To begin with, we should know that Morningstr’s star rating is risk-adjusted rating, i.e., the star system is not just a reward for returns, but also takes into account the fund’s volatility and the cost of owning the fund. Also, a fund has to exist for at least three years before any star is assigned. The two major pieces of the rating system are:
Category Based Rating
Since the restructuring in 2002, Morningstar now rates funds in 48 different categories, rather than the original four ranking groups: domestic equity, international equity, taxable bond, and municipal bond. With the new rating system, Morningstar assigns stars to a fund by comparing the fund against its peer in the same category rather than across the board. Therefore, a large-cap fund manager, who invests in large-cap companies which are considered less risky than small companies, has to beat his/her colleagues in the same arena by either producing higher returns or taking less risk to earn a higher start rating. Category-based rating makes the comparison fair.
Morningstar used to access the risk of a fund by comparing its average performance against the return of 90-day Treasury bill. The fund is seen as safe if its return is higher than T-bill; otherwise, the fund is risky. Therefore, no matter how volatile a fund is in the short term, it is considered safe as long as it outperforms T-bill. Under the current rating system, Morningstar accesses a fund’s performance variation on a monthly basis and takes the variation into account when measuring the risk factor of a fund.
While the star rating provides a convenient tool, an investor should look beyond a fund’s star when making an investment decision. Unlike enjoying the luxury of a five-star hotel for a couple of nights, a mutual fund as a long-term investment vehicle will stay with you for years to come. When facing a choice of adding which fund to you portfolio, a fund’s other factors, such as expense ratio, turn-over ratio, fund size, manager’s tenure and tracking record, and asset allocation, should not be ignored.
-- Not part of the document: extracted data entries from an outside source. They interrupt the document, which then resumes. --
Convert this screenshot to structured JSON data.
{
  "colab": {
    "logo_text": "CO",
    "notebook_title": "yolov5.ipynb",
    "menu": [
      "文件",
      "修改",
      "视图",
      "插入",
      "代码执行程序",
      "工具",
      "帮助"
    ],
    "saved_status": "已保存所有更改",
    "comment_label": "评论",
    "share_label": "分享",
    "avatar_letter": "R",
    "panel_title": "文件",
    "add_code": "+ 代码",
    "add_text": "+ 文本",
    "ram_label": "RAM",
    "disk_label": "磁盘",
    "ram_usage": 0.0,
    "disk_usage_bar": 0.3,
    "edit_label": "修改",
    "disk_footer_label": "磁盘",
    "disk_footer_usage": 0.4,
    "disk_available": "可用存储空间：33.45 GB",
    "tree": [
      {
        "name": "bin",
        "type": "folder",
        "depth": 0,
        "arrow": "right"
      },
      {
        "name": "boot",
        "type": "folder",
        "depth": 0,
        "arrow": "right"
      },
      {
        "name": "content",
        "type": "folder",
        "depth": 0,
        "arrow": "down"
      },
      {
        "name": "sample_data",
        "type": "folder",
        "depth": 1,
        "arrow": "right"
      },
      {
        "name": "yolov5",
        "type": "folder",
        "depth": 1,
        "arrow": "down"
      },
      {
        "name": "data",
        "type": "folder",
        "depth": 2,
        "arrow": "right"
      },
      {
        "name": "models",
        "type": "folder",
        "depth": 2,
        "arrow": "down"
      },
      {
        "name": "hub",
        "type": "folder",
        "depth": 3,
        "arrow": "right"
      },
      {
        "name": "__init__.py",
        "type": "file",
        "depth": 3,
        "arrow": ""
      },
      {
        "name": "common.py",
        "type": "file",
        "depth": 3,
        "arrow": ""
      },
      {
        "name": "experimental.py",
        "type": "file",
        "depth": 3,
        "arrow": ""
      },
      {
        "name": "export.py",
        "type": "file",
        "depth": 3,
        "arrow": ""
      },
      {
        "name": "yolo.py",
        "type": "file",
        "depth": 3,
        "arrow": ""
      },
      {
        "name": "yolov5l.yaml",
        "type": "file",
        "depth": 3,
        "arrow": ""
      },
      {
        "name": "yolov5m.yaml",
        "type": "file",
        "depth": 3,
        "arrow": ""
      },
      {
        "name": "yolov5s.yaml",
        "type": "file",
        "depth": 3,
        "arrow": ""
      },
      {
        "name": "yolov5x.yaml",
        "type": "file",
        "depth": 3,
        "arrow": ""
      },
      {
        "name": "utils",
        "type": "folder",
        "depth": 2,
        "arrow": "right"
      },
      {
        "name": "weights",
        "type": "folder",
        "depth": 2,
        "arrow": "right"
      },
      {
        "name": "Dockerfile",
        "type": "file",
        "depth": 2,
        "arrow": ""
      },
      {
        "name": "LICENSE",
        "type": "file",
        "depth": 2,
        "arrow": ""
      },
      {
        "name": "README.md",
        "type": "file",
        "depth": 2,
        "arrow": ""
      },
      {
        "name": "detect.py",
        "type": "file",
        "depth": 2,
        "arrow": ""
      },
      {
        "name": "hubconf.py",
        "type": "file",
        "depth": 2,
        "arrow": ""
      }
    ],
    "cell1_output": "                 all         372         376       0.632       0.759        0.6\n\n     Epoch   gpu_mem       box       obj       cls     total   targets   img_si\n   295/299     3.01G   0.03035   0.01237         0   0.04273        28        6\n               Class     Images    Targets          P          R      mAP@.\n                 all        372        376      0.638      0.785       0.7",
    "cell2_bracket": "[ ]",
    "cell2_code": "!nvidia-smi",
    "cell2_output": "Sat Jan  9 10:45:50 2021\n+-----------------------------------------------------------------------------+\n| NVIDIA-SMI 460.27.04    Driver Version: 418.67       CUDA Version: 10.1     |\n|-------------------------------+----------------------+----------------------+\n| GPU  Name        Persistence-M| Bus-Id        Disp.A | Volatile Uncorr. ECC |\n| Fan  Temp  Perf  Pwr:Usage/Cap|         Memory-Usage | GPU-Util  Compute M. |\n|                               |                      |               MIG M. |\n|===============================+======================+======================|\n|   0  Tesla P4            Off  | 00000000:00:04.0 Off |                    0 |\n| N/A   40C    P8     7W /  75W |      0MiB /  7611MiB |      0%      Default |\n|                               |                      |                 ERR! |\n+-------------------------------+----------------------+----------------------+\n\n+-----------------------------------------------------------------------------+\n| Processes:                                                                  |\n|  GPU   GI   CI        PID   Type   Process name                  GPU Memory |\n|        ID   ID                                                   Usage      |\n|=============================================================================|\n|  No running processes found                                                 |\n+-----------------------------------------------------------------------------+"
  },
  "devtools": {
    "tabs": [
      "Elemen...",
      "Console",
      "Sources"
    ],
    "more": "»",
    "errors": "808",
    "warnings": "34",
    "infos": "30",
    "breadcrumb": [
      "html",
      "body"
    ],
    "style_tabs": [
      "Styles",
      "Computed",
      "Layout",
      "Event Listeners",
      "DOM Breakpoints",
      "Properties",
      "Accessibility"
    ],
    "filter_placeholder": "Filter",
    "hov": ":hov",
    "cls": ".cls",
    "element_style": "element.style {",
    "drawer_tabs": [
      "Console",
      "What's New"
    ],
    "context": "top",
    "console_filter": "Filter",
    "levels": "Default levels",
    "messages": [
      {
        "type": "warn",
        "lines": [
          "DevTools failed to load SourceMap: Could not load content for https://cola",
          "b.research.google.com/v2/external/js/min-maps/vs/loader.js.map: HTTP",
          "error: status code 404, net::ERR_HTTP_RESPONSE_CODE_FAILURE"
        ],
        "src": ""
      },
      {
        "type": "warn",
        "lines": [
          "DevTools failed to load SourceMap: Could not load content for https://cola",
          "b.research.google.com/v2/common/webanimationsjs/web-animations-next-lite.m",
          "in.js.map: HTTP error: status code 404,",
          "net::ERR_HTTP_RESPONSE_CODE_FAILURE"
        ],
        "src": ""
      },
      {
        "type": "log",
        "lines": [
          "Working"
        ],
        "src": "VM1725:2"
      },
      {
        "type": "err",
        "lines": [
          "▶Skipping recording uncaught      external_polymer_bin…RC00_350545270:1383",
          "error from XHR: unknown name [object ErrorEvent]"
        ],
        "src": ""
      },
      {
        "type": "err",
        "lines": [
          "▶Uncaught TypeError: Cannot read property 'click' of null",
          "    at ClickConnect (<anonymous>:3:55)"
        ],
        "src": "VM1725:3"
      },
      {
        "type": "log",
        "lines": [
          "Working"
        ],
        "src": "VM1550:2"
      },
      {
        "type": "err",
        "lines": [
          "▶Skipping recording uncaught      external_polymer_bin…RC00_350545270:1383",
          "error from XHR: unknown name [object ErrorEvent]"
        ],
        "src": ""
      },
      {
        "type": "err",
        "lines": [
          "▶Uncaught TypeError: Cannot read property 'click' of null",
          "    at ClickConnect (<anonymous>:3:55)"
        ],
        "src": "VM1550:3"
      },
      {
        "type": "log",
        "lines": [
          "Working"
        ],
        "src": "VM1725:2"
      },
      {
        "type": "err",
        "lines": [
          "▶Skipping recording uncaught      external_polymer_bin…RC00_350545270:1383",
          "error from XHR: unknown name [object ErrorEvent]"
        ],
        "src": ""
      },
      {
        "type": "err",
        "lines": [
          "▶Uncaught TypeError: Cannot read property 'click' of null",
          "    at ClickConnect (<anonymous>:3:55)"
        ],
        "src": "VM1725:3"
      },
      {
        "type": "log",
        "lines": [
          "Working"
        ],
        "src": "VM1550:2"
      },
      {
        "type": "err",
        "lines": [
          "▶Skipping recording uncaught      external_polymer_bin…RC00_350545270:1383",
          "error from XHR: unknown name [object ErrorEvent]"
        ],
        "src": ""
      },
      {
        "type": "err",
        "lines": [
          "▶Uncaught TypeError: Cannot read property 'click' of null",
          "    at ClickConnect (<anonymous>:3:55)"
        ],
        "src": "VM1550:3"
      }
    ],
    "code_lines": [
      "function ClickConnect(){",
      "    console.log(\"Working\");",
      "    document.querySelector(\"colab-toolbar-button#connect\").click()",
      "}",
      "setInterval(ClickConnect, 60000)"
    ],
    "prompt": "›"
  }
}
For example, mutual fund giant Vanguard is known for its wide selection of low cost index funds and many investors build their entire portfolio with Vanguard funds (the “lazy” portfolio). After I checked about 100 Vanguard mutual funds that are available to individual investors, I found only 12 of them have five stars.
As Morningstar repeatedly told investors, the star rating is a tool for the initial research, not the finishing touch.